Matthias Leridon, invité d’Olivier de Lagarde dans « Les débats de France Info » décrypte, en compagnie de Jean-Luc Mano, directeur de Only Conseil, la communication de l’exécutif, suite aux résultats d’un sondage Ipsos pour Le Point, donnant la popularité de François Hollande en berne de 11 points en août et celle de Jean-Marc Ayrault de 9 points.

Pour Matthias Leridon, « Il y a des effets mécaniques après une élection : l’été est sans aspérité. ce résultat est la 1re sanction d’une normalité exagérée ».

Quels seront les symboles de la présidence de François Hollande ?
Il faut regarder de plus près le choc entre la posture « normale » et la situation anormale de la crise.
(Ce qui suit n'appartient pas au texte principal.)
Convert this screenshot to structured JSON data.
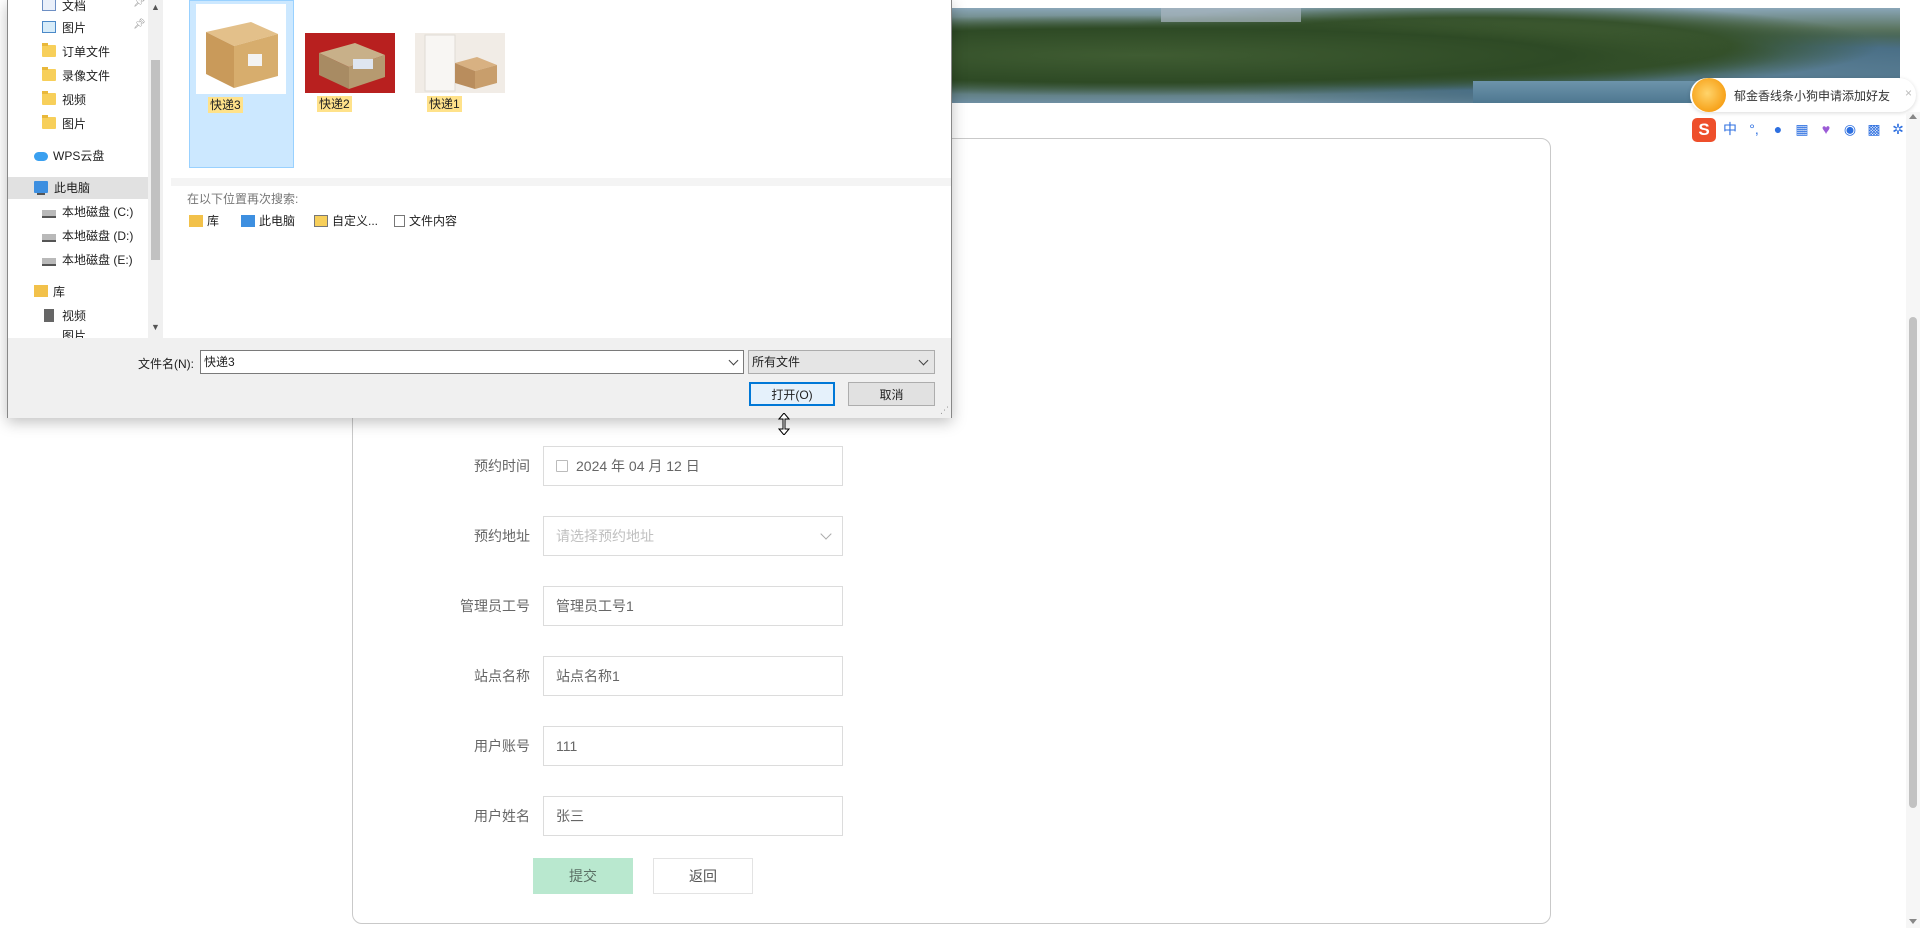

François Hollande qui ne doit pas changer de stratégie de communication car des personnes fortes émergent. Ils citent en exemple Manuel Valls, Arnaud Montebourg, Vincent Peillon et Jérôme Cahuzac comme ministres très présents dans le débat. Ils constatent néanmoins que cela cela ne construit pas la présidence de François Hollande.

On ne peut analyser un quinquennat au bout de 2 mois
Les deux hommes analysent un président trop discret sur la scène internationale. Il a raté le coche sur la Syrie. Les ministres font le travail, mais François Hollande devra renoncer à des promesses faites (Fralib). François Hollande devra aborder la réalité qui s’imposera à lui dans les prochains mois. François Hollande ne doit pas rester immobile ni faire de l’anti-sarkozysme pure. Il doit conserver sa posture de normalité avec des symboles de présidentialité. Prendre le train n’est pas un symbole de présidentialité.